The city of Greencastle, Indiana draws an average of 1.5 mgpd from the Big Walnut Creek aquifer. The aquifer is composed of a 52-foot thick sequence of interbedded gravels, sands, and clays deposited in paleoglacial valley carved into Mississippian limestone and siltstone of the Borden Group at the end of the Wisconsian ice age. The drainage basin above the wellfield occupies an area of 216 mi2. Transmissivity, storativity, and hydraulic conductivity of the aquifer have values of 273 gpd/ft, 0.25, and 912 ft/day respectively. Effective porosity is estimated at 30% and permeability is approximately 1900 – 2400 gpd/ft2 (Hydrophase, 1996; White, 1964; Bieber, 1955). Temperature, conductivity, and del 18O data collected from 2002 to 2004 from Big Walnut Creek, the aquifer, springs, and precipitation were correlated with stream stage and water table level data to monitor aquifer recharge. Comparison of the conductivity, temperature and del 18O data with water table elevation data from monitoring wells and stream gage data (USGS 03357500), it was found that the dominant recharge to the aquifer occurs when Big Walnut Creek experiences elevated stages or flooding. Aquifer temperature clearly responds to both long term atmospheric changes with a two month lag-time, and to short term heavy precipitation events such as the Labor Day, 2003 flood event in which 7.5 inches of rain fell in a 24-hour period.
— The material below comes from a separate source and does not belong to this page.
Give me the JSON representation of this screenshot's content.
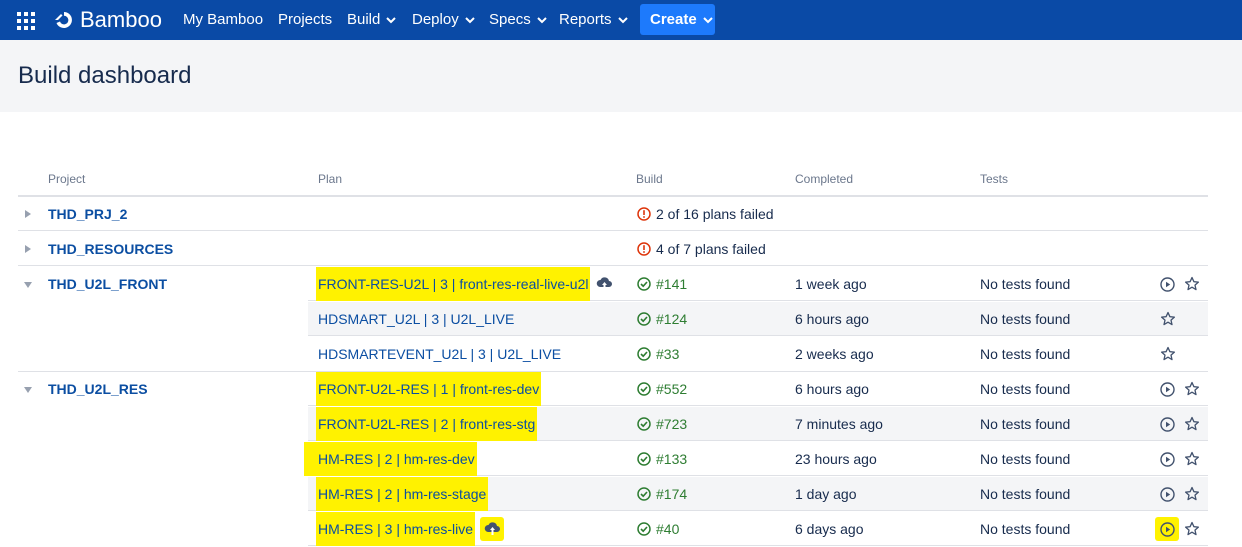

Infiltration through the streambed appears to be minimal based on the current data and may be hampered by the deposition of silts and clays due to construction of a three-foot high dam at the south end of the wellfield over 100-years ago (Dale, pers. comm.). Del 18O data are used to infer that seepage from the regional Mississippian limestone bedrock is also minimal.